I guess my point is what good would the test do if he is still competent and is going to live his life the same anyway? While you may mistrust his current therapist, they may know him pretty well by now. I might write down a list of things that you have observed about FIL and provide it to the therapist in advance of the consult. That way, he has the heads up as to why the family is worried and maybe he can delve into it a little more.
I might also consult with an Elder Law attorney. They can explain the process for filing for guardianship, if it comes to that and let you know what evidence you need, costs, etc. Make sure, it's one who regularly litigates in those type of hearings, so they really know the best options for you. You can ask about the legality of recording. There are state and federal laws that may apply.
yes an elder law attorney could be helpful. I do believe a diagnoses will be helpful to know if medications can help with his quality of life too. We will see.
Thanks for your time and input. Much appreciated.
Is this Dad’s doctor who says “he just an eccentric old man”? Uh, no. Dad needs to be tested and treated for dementia. Dad’s doctor may be from the era when people just tolerated their elders acting out because they had dementia. Now there are medications that can be beneficial and make things easier on everyone.
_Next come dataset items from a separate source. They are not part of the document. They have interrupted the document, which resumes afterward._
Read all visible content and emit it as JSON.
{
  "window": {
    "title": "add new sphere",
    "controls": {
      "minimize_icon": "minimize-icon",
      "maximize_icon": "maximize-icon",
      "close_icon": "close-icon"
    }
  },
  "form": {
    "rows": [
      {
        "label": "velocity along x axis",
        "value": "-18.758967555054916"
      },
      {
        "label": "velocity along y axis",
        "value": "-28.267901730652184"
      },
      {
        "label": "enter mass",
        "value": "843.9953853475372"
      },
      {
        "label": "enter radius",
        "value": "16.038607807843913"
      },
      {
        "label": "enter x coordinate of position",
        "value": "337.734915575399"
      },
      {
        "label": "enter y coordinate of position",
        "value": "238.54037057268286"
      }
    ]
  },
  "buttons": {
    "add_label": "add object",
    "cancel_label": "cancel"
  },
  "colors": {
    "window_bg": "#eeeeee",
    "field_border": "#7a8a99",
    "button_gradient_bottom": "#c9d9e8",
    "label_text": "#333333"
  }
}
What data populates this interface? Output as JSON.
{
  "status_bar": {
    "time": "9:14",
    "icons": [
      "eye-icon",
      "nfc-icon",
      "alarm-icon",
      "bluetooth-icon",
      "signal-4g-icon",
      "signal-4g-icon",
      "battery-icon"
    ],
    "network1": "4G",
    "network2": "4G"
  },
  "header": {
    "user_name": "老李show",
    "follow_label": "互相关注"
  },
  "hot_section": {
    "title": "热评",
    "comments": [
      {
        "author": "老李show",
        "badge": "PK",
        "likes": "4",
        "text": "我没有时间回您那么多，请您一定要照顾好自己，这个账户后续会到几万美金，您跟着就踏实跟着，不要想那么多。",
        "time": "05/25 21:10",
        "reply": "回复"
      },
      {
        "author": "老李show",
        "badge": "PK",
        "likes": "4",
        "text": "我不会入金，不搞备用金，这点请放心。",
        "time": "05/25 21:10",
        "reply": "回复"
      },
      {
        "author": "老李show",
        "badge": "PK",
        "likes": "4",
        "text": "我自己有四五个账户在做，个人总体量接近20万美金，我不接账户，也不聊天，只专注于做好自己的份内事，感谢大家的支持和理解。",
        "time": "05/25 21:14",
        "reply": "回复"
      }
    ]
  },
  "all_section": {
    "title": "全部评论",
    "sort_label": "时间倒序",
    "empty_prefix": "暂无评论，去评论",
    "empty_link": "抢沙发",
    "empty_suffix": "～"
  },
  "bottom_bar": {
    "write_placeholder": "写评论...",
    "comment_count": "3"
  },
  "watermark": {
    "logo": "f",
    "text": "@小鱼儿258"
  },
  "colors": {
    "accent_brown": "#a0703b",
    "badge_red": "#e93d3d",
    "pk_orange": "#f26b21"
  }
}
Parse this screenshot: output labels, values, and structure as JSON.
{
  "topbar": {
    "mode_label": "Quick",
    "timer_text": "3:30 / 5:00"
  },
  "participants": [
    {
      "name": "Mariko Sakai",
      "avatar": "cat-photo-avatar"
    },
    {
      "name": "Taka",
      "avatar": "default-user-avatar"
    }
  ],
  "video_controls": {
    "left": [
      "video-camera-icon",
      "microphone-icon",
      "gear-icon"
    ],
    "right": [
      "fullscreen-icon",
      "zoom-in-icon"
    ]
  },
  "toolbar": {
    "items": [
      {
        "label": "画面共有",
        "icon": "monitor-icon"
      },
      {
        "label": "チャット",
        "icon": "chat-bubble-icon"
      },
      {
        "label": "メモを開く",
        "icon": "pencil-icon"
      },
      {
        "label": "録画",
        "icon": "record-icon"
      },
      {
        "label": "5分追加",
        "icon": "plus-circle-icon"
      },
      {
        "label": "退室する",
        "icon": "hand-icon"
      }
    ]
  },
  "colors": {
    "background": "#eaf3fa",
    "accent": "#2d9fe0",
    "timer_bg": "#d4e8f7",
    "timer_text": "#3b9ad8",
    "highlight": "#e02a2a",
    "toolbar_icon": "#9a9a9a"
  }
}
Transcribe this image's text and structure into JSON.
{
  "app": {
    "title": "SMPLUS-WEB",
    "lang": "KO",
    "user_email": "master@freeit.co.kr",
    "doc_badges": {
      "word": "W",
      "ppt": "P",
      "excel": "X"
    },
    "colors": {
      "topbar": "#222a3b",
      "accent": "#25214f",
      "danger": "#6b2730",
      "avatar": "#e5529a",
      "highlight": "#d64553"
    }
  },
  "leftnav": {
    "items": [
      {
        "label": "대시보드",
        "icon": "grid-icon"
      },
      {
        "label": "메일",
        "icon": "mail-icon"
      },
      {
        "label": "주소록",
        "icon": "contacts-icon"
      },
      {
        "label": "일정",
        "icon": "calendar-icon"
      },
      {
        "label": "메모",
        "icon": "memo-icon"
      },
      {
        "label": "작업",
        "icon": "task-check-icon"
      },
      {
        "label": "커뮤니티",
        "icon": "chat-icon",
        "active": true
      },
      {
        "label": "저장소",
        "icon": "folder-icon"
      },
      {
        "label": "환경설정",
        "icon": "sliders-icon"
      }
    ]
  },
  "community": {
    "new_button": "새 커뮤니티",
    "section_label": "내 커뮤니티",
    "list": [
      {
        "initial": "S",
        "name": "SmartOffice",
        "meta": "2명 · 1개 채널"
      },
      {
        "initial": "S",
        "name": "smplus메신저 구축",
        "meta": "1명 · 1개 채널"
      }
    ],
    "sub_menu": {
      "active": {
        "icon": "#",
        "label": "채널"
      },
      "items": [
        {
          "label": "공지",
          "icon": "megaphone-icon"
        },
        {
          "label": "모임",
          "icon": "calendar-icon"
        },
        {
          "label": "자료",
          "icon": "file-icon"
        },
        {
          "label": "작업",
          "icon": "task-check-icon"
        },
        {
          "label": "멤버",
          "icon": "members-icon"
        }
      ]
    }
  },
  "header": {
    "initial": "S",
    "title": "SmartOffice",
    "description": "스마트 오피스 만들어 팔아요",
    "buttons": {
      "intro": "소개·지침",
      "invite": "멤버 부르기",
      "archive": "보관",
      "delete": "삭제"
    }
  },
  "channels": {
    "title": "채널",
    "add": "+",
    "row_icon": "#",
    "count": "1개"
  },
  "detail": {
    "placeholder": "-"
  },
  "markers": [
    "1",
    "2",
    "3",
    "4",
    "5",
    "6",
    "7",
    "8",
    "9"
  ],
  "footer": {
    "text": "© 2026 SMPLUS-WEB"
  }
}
Trying to make sense of what Dad is saying or trying to correct him serves no purpose. His road is very crooked now and you can’t straighten it out. As we say, his brain is broken. When he goes off on a paranoid tangent, listen for a while and then redirect. I’d be a concerned about his “playing with fire”. That could be very dangerous.
Start with asking his doctor for a referral to a neurologist or a Geriatric Psychiatrist and have Dad tested. It will be much easier if you know what you’re dealing with.
no he hasnt been formerly tested. This is his psychologist that made these comments when my husband went with him to an appt. my husband walked away feeling like maybe the dr needed a doctor lol which was frustrating. So do you feel from experience the best way is to just come out and tell him in as tactful manner as we can that for OUR peace of mind we would like some tests done?